Good advice. But really, it would be better to state it this way:
Beginners - do not buy ANY gear before taking lessons. (Except trainer kite).
But after you do, buying your first kite used is the smartest thing to do unless you are wealthy. Here's how you do it:
1. Take lessons. 2. Talk to instructor and local kiteboarders to determine best kite size for your weight and local conditions. 3. Buy newest kite you can afford and inspect it carefully before purchase. It helps if you can have an experienced kiter help with this.
Don't buy anything older than 2008 (better safety and wind range on newer kites) and avoid C kites and you will probably be fine.
The advice is really a way for beginners to ultimately save money. Getting lessons will teach a bit about gear.
I'd say if you ever want to new gear get it while being a beginner...because you'll have a better probability of getting something with fewer flaws that is strong and not already worn..and you'll not be tricked by someone that tries to sell age old stuff.
Definitely agree. you need lessons, to even see if you will like the sport. Plus what good is a used kite without lessons, when you will most likely end up wrecking it or losing the board, and still not know how to kite.
The newer gear is safer and also stronger and more durable, but after lessons decide if you want "newer" used gear or new gear.
Anything before 2008 is a waste of money for beginners that want to be safe.
People always ask at the beach, "how much does that gear cost?" I reply the important question is how much does it cost to learn how to use it properly? Once you've had some quality lessons you should have your own ideas about what gear will suit you, why and approximate cost. Be careful when shopping for instruction too, it is all far from equal. I heard a story about an "instructor" sticking some girl with an antique C kite for over $1000.! Robbery in short.
I agree, buying used gear no matter how good the deal "may" appear to be before quality lessons is a bad (read dumb) idea.
Last edited by RickI on Tue Aug 13, 2013 8:45 pm, edited 1 time in total.
All good advice but I think I'd be a tad more specific. Once you have your trainer kite , and before you take lessons, do some web research or ask a kiter at you local spot about some kite contol basics and then really practise so you can comfortably keep the kite in the air, move it in the window on command etc etc. Hopefully then when you are burning lesson money at $80 an hour those things are almost second nature and you'll progress quickly to the more technical stuff that you are really spending the money to get to be taught.

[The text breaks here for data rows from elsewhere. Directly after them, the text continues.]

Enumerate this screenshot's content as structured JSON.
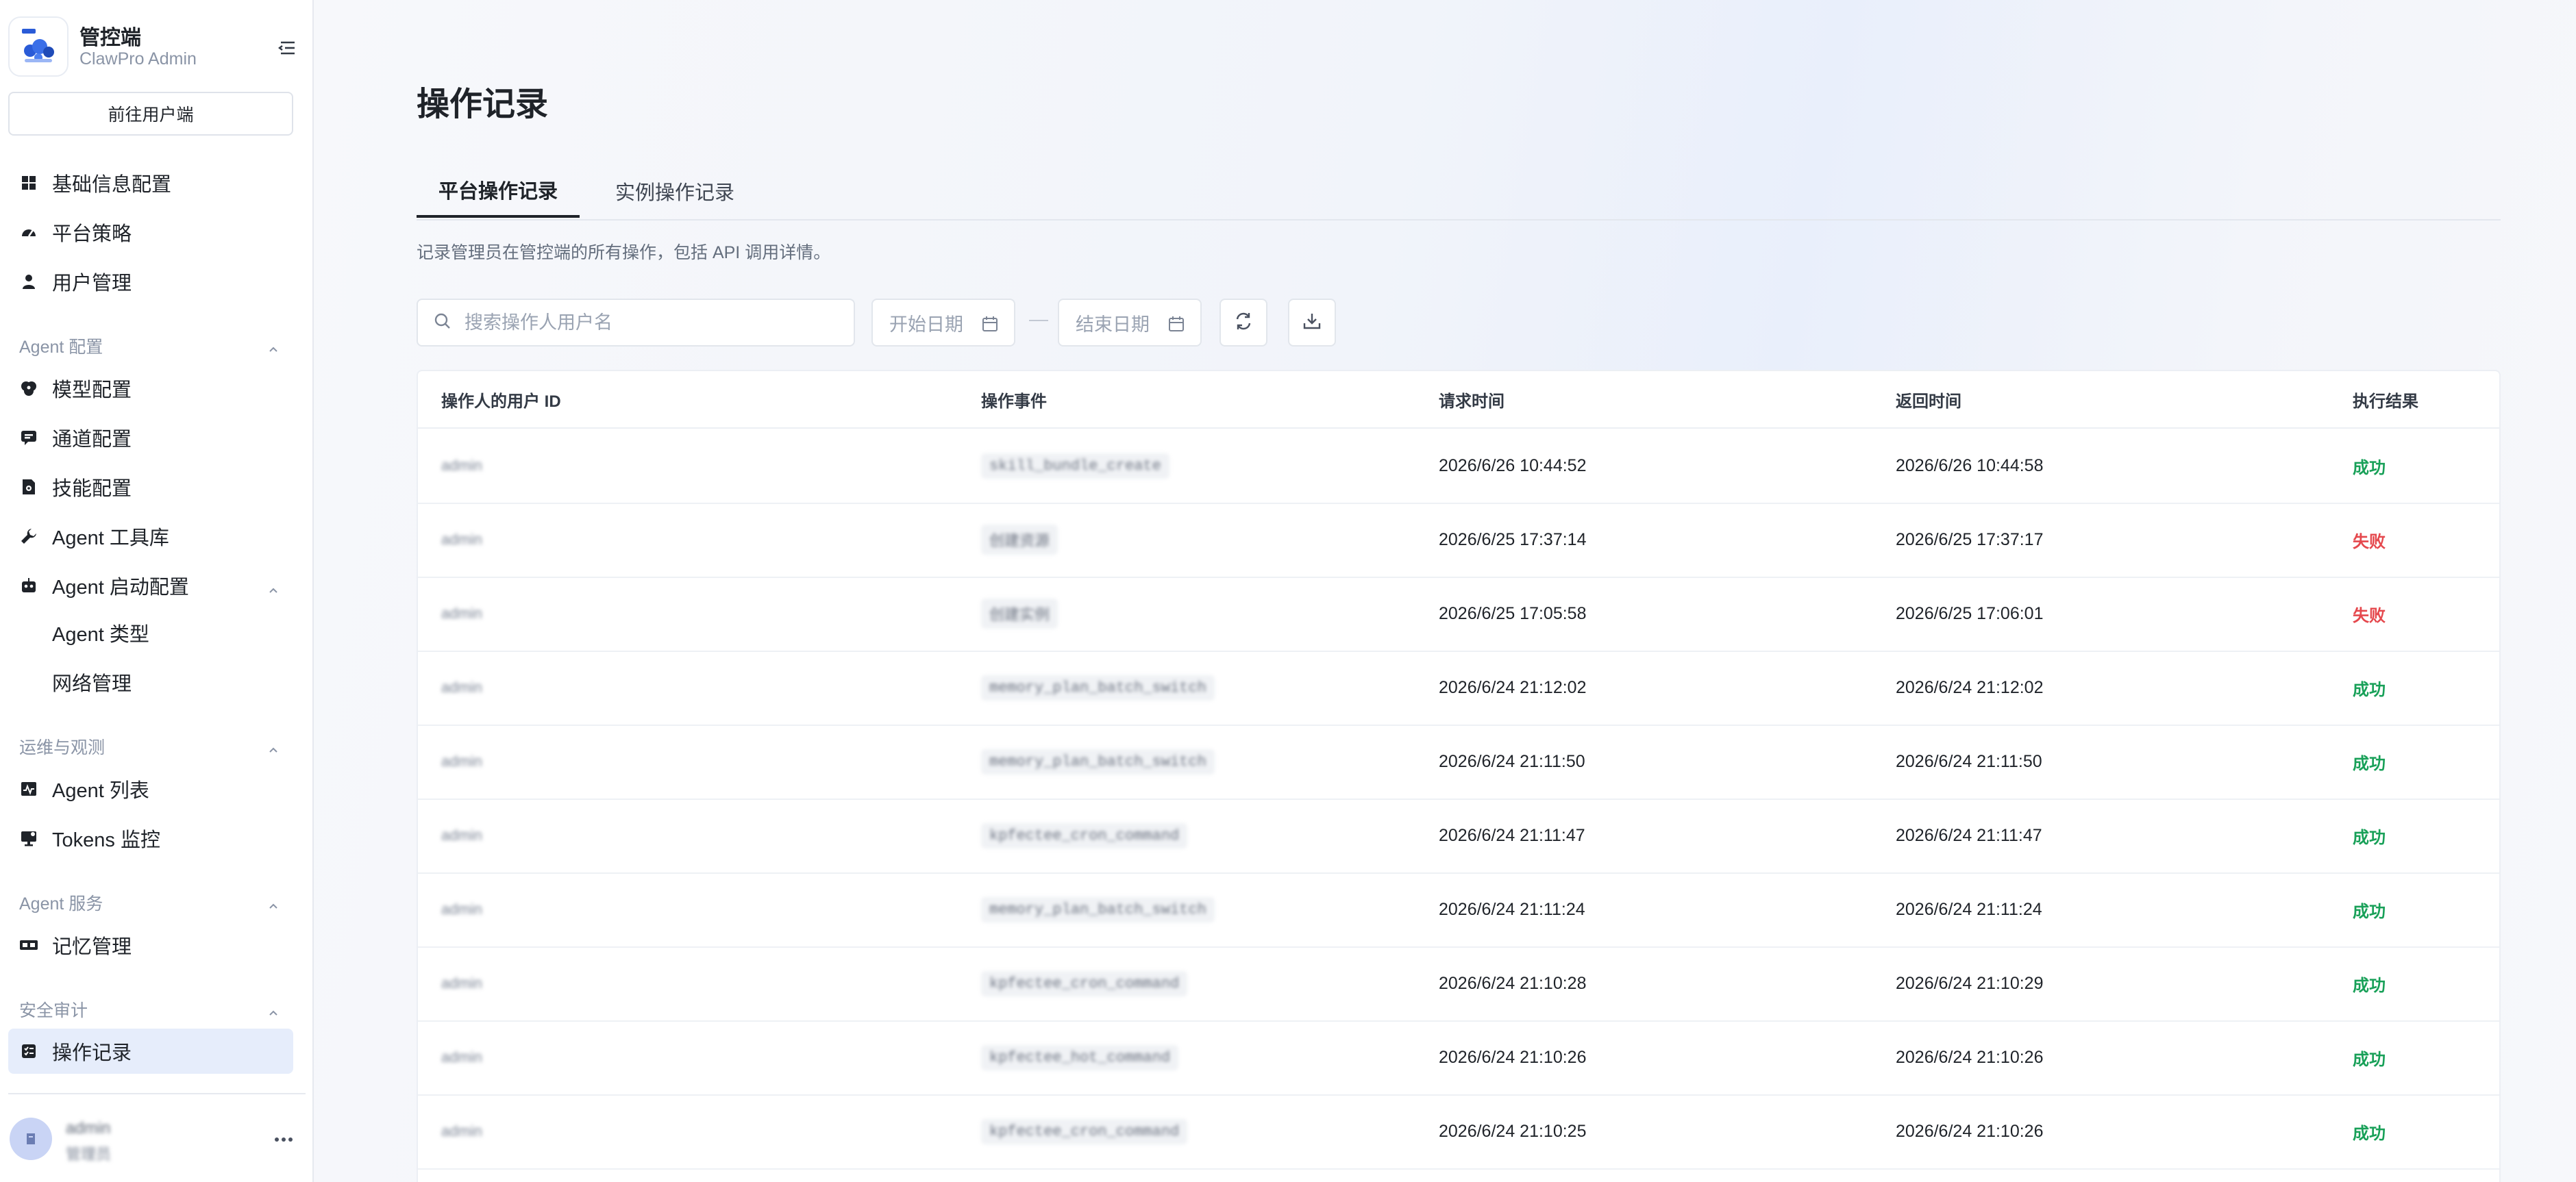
{
  "brand": {
    "name": "管控端",
    "subtitle": "ClawPro Admin"
  },
  "sidebar": {
    "user_portal_button": "前往用户端",
    "top_items": [
      {
        "label": "基础信息配置",
        "icon": "grid-icon"
      },
      {
        "label": "平台策略",
        "icon": "gauge-icon"
      },
      {
        "label": "用户管理",
        "icon": "user-icon"
      }
    ],
    "groups": {
      "agent_config": {
        "label": "Agent 配置",
        "items": [
          {
            "label": "模型配置",
            "icon": "brain-icon"
          },
          {
            "label": "通道配置",
            "icon": "message-icon"
          },
          {
            "label": "技能配置",
            "icon": "skill-icon"
          },
          {
            "label": "Agent 工具库",
            "icon": "wrench-icon"
          },
          {
            "label": "Agent 启动配置",
            "icon": "robot-icon"
          }
        ],
        "sub_items": [
          {
            "label": "Agent 类型"
          },
          {
            "label": "网络管理"
          }
        ]
      },
      "ops": {
        "label": "运维与观测",
        "items": [
          {
            "label": "Agent 列表",
            "icon": "activity-icon"
          },
          {
            "label": "Tokens 监控",
            "icon": "monitor-icon"
          }
        ]
      },
      "agent_service": {
        "label": "Agent 服务",
        "items": [
          {
            "label": "记忆管理",
            "icon": "memory-icon"
          }
        ]
      },
      "security": {
        "label": "安全审计",
        "items": [
          {
            "label": "操作记录",
            "icon": "log-icon"
          }
        ]
      }
    },
    "footer": {
      "name": "admin",
      "role": "管理员"
    }
  },
  "main": {
    "title": "操作记录",
    "tabs": [
      {
        "label": "平台操作记录",
        "active": true
      },
      {
        "label": "实例操作记录",
        "active": false
      }
    ],
    "description": "记录管理员在管控端的所有操作，包括 API 调用详情。",
    "search": {
      "placeholder": "搜索操作人用户名",
      "value": ""
    },
    "start_date": {
      "placeholder": "开始日期"
    },
    "end_date": {
      "placeholder": "结束日期"
    },
    "table": {
      "columns": [
        "操作人的用户 ID",
        "操作事件",
        "请求时间",
        "返回时间",
        "执行结果"
      ],
      "rows": [
        {
          "user": "admin",
          "event": "skill_bundle_create",
          "request_time": "2026/6/26 10:44:52",
          "response_time": "2026/6/26 10:44:58",
          "result": "成功",
          "status": "ok"
        },
        {
          "user": "admin",
          "event": "创建资源",
          "request_time": "2026/6/25 17:37:14",
          "response_time": "2026/6/25 17:37:17",
          "result": "失败",
          "status": "fail"
        },
        {
          "user": "admin",
          "event": "创建实例",
          "request_time": "2026/6/25 17:05:58",
          "response_time": "2026/6/25 17:06:01",
          "result": "失败",
          "status": "fail"
        },
        {
          "user": "admin",
          "event": "memory_plan_batch_switch",
          "request_time": "2026/6/24 21:12:02",
          "response_time": "2026/6/24 21:12:02",
          "result": "成功",
          "status": "ok"
        },
        {
          "user": "admin",
          "event": "memory_plan_batch_switch",
          "request_time": "2026/6/24 21:11:50",
          "response_time": "2026/6/24 21:11:50",
          "result": "成功",
          "status": "ok"
        },
        {
          "user": "admin",
          "event": "kpfectee_cron_command",
          "request_time": "2026/6/24 21:11:47",
          "response_time": "2026/6/24 21:11:47",
          "result": "成功",
          "status": "ok"
        },
        {
          "user": "admin",
          "event": "memory_plan_batch_switch",
          "request_time": "2026/6/24 21:11:24",
          "response_time": "2026/6/24 21:11:24",
          "result": "成功",
          "status": "ok"
        },
        {
          "user": "admin",
          "event": "kpfectee_cron_command",
          "request_time": "2026/6/24 21:10:28",
          "response_time": "2026/6/24 21:10:29",
          "result": "成功",
          "status": "ok"
        },
        {
          "user": "admin",
          "event": "kpfectee_hot_command",
          "request_time": "2026/6/24 21:10:26",
          "response_time": "2026/6/24 21:10:26",
          "result": "成功",
          "status": "ok"
        },
        {
          "user": "admin",
          "event": "kpfectee_cron_command",
          "request_time": "2026/6/24 21:10:25",
          "response_time": "2026/6/24 21:10:26",
          "result": "成功",
          "status": "ok"
        }
      ]
    }
  },
  "colors": {
    "accent": "#1f2329",
    "success": "#18a058",
    "danger": "#e5484d",
    "active_nav_bg": "#e6edfb"
  }
}
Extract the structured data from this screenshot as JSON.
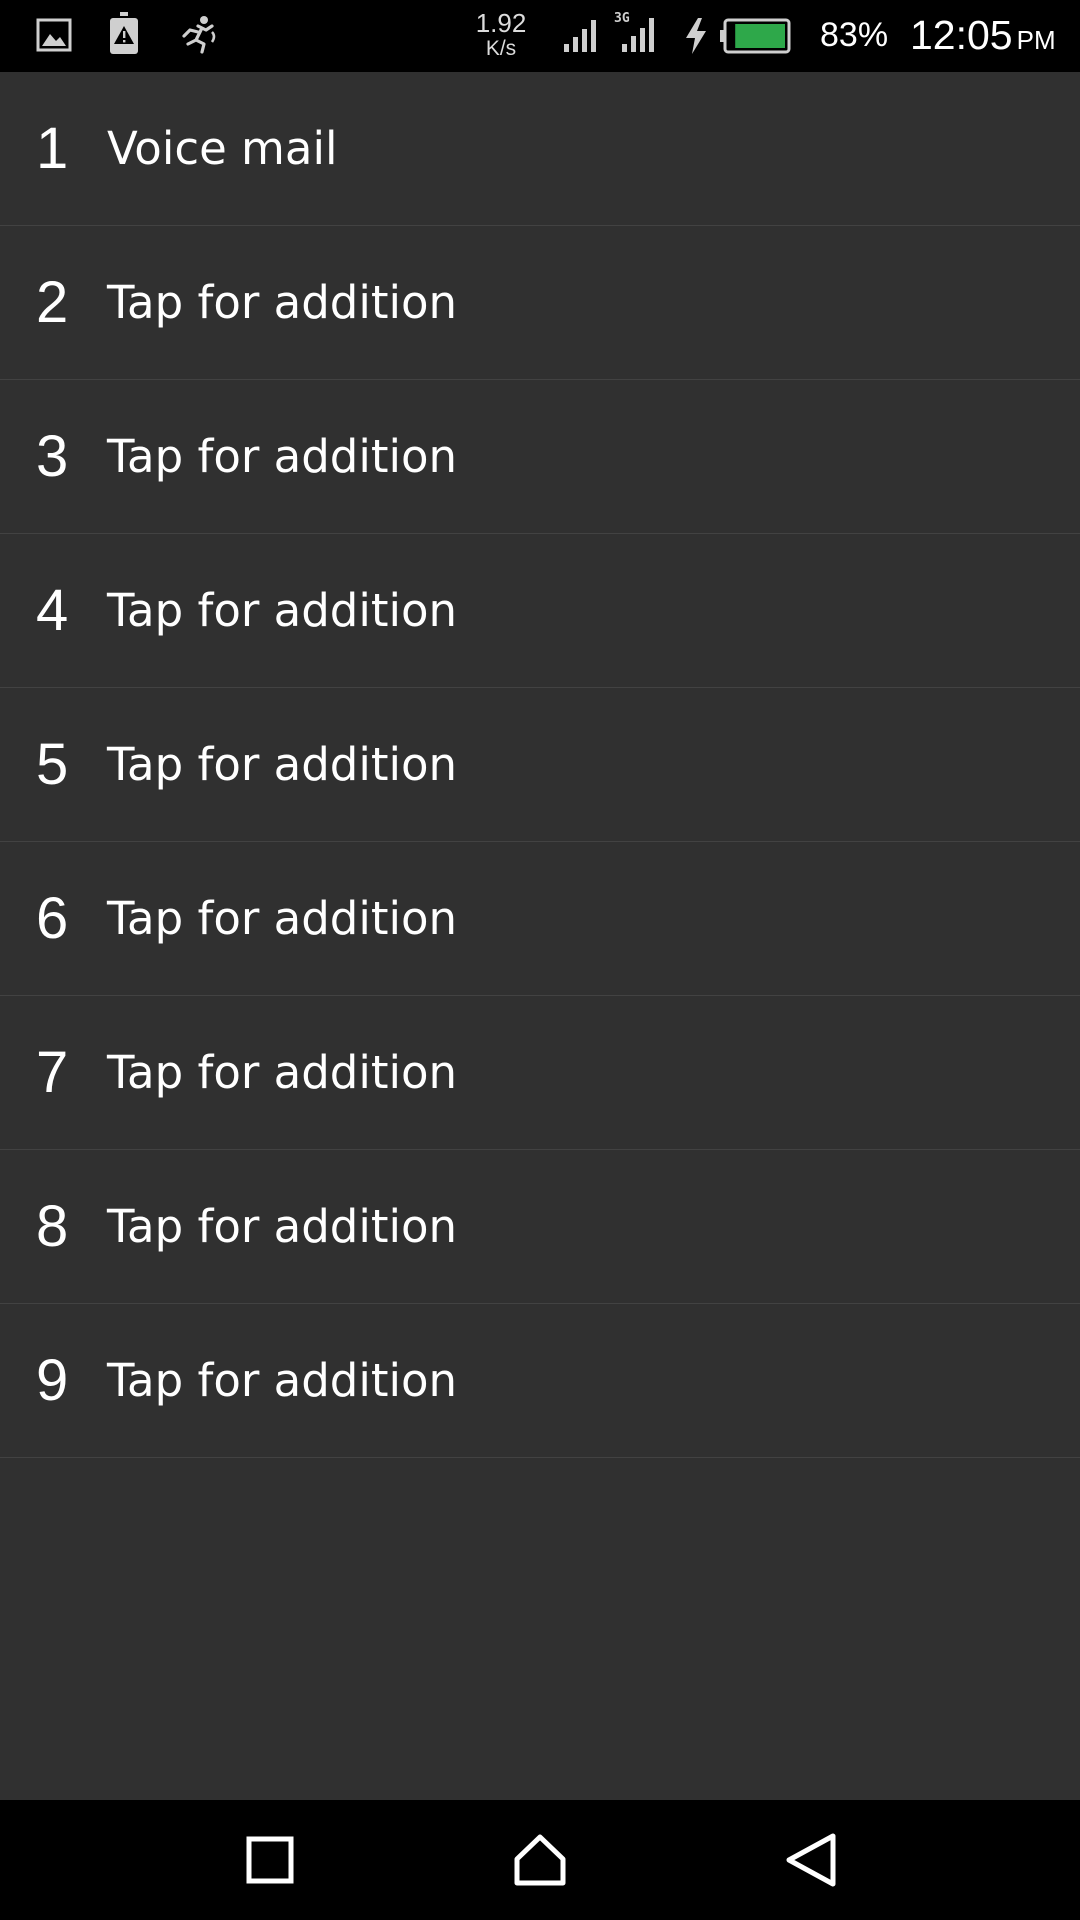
{
  "status_bar": {
    "icons": [
      "gallery-icon",
      "storage-warning-icon",
      "activity-runner-icon",
      "signal-icon",
      "signal-3g-icon",
      "charging-icon",
      "battery-icon"
    ],
    "net_speed_value": "1.92",
    "net_speed_unit": "K/s",
    "network_type": "3G",
    "battery_percent": "83%",
    "battery_level": 0.83,
    "time": "12:05",
    "ampm": "PM"
  },
  "speed_dial": {
    "items": [
      {
        "number": "1",
        "label": "Voice mail"
      },
      {
        "number": "2",
        "label": "Tap for addition"
      },
      {
        "number": "3",
        "label": "Tap for addition"
      },
      {
        "number": "4",
        "label": "Tap for addition"
      },
      {
        "number": "5",
        "label": "Tap for addition"
      },
      {
        "number": "6",
        "label": "Tap for addition"
      },
      {
        "number": "7",
        "label": "Tap for addition"
      },
      {
        "number": "8",
        "label": "Tap for addition"
      },
      {
        "number": "9",
        "label": "Tap for addition"
      }
    ]
  },
  "nav_bar": {
    "buttons": [
      "recents-square-icon",
      "home-icon",
      "back-triangle-icon"
    ]
  },
  "colors": {
    "background": "#303030",
    "divider": "#424242",
    "bars": "#000000",
    "text": "#ffffff",
    "battery_fill": "#2ea84a"
  }
}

I believe that it is a matter of personal choice. As a beginner, even if you took lessons, you are likely to beat your kite. If you don't crash your kite often, you will make other errors that will brake your gear. I tore my kite really bad doing a selfland. The problem wasn't the tecnique but rather the experience of having a buffer zone downwind. As result, the kite got airborne and landed right on top of an abandoned boat. Luckly I had bought an used kite (2008 year model) for 360 USD. I would have gone mad if it had been a +/- 1000 USD brand new kite. Now, I feel a bit more experienced and confident and really want to go for a brand new kite.
Im sure Ill take some heat for this, but lessons are not the only way into this sport. Sure for the complete joe public they are the best option, but I personally think that any good to excellent swimmer with prior sailing experience and a healthy amount of both common sense and self preservation instinct can safely teach themselves how to kiteboard. Previous boardsport and general athleticism is also a bonus, but we have seniors who are self taught around here. We have a healthy kite population, but due to various environmental reasons we have no organised instruction available to people. I, and many around here have and will selectively sell used equipment to people looking to get into the sport.
This is simply the truth, and many many many riders on here sell to total beginners whithout a second thought.
Most of the regulars around here learned before there was much in the line of organised instruction anywhere let alone locally.
I certainly tell people to get lessons as the questions are frequent and often asked in casual fascination, but I'm happy to inform people about going the self taught route safely should they truly show the required interest and possess the required personality traits and experience.